Un romanzo avvincente, quello del pluripremiato Kerr, scritto con la maestria che gli è propria e che gli viene universalmente riconosciuta dagli amanti del genere. Dunque, un racconto ricco di suspence, sullo sfondo di un contesto storico in parte non ancora del tutto chiarito: la reale portata della collaborazione al nazismo e all’antisemitismo dell’Argentina peronista. Il tutto in un contesto rievocativo di fatti e personaggi dell’epoca.
D’altronde, ciò che rende la narrazione di Kerr ancor più interessante e degna di nota nei suoi romanzi che hanno il detective Bernie Gunther al centro della scena (vedasi i romanzi della ben nota “Trilogia berlinese”), è la sua riflessione circa le ragioni che hanno portato al potere un gruppo di persone malvagie che hanno insanguinato la storia del XX secolo. A dimostrazione di ciò, il monologo presente verso le pagine conclusive del romanzo con il quale Gunther non assolve nessuno, neanche sé stesso: “Ce l’ho con i comunisti per aver indetto nel novembre del 1932 uno sciopero generale che rese necessarie le elezioni. Ce l’ho con von Hindenburg per essere stato troppo vecchio per dire a Hitler di levarsi di mezzo. Ce l’ho con sei milioni di disoccupati – un terzo di tutta la forza lavorativa – per aver voluto un lavoro a qualsiasi costo, anche a costo di Hitler. Ce l’ho con l’esercito perché non ha messo fine alla violenza nelle strade durante la Repubblica di Weimar e perché ha appoggiato Hitler nel 1933. Ce l’ho con i francesi. Ce l’ho con von Schleicher. Ce l’ho con gli inglesi. Ce l’ho con Goebbels e con tutti quei ricchi uomini d’affari che hanno finanziato i nazisti. Ce l’ho con von Papen e Rathenau, Evert e Scheidemann, Liebknecht e Rosa Luxemburg. Ce l’ho con gli spartachisti e ce l’ho con i Freikorps. Ce l’ho con la Grande guerra per aver annullato il valore della vita umana. Ce l’ho con l’inflazione e il Bauhaus e il Dada e Max Reinhardt. Ce l’ho con Himmler e Göring e Hitler e le SS e Weimar, e le puttane e i magnaccia. Ma più che con tutti ce l’ho con me stesso. Per non aver fatto niente. Che è stato meno di quanto avrei dovuto fare. Che era tutto quello che era necessario perché trionfasse il nazismo. Ne condivido la colpa.
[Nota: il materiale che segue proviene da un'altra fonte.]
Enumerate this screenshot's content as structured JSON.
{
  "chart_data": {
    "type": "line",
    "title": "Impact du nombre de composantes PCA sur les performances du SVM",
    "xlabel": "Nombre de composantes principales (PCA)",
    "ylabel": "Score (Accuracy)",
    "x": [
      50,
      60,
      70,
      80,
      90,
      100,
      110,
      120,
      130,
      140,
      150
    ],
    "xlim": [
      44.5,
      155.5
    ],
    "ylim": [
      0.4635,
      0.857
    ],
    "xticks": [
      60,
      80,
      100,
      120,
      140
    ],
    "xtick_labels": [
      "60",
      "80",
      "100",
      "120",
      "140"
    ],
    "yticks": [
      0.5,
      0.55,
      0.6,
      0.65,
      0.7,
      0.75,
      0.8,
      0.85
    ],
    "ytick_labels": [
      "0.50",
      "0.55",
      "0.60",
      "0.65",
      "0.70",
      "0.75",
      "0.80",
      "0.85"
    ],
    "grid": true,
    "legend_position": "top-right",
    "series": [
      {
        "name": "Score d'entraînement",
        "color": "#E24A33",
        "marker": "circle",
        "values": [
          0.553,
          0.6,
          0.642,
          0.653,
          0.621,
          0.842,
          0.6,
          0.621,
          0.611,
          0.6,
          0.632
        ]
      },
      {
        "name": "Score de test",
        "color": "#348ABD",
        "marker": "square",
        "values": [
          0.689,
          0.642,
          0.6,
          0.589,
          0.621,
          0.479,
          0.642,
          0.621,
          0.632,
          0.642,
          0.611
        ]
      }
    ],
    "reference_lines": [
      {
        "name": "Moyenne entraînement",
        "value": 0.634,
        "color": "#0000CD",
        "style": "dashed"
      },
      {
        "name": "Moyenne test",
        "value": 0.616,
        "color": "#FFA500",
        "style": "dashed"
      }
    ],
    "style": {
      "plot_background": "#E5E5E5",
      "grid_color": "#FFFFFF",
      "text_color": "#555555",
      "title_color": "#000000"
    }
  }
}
Ho posto la mia sopravvivenza al di sopra di qualsiasi altra considerazione. Il che è ovvio. Se fossi stato davvero innocente sarei morto, Anna. E non sono morto. Negli ultimi cinque anni ho cercato di tenermi lontano dal pericolo. Sono dovuto venire in Argentina e specchiarmi negli occhi delle altre SS per capirlo. Ne ho fatto parte. Ho cercato di non farne parte e ho fallito. Io c’ero. Ho portato l’uniforme. Condivido la responsabilità̀”.
Un forte richiamo, quello di Kerr, alias Bernie Gunther, alle responsabilità di ognuno di fronte ai fatti della storia, in ogni tempo: nessuno può chiamarsi fuori. Nessuno può ritenersi innocente rispetto a certi accadimenti.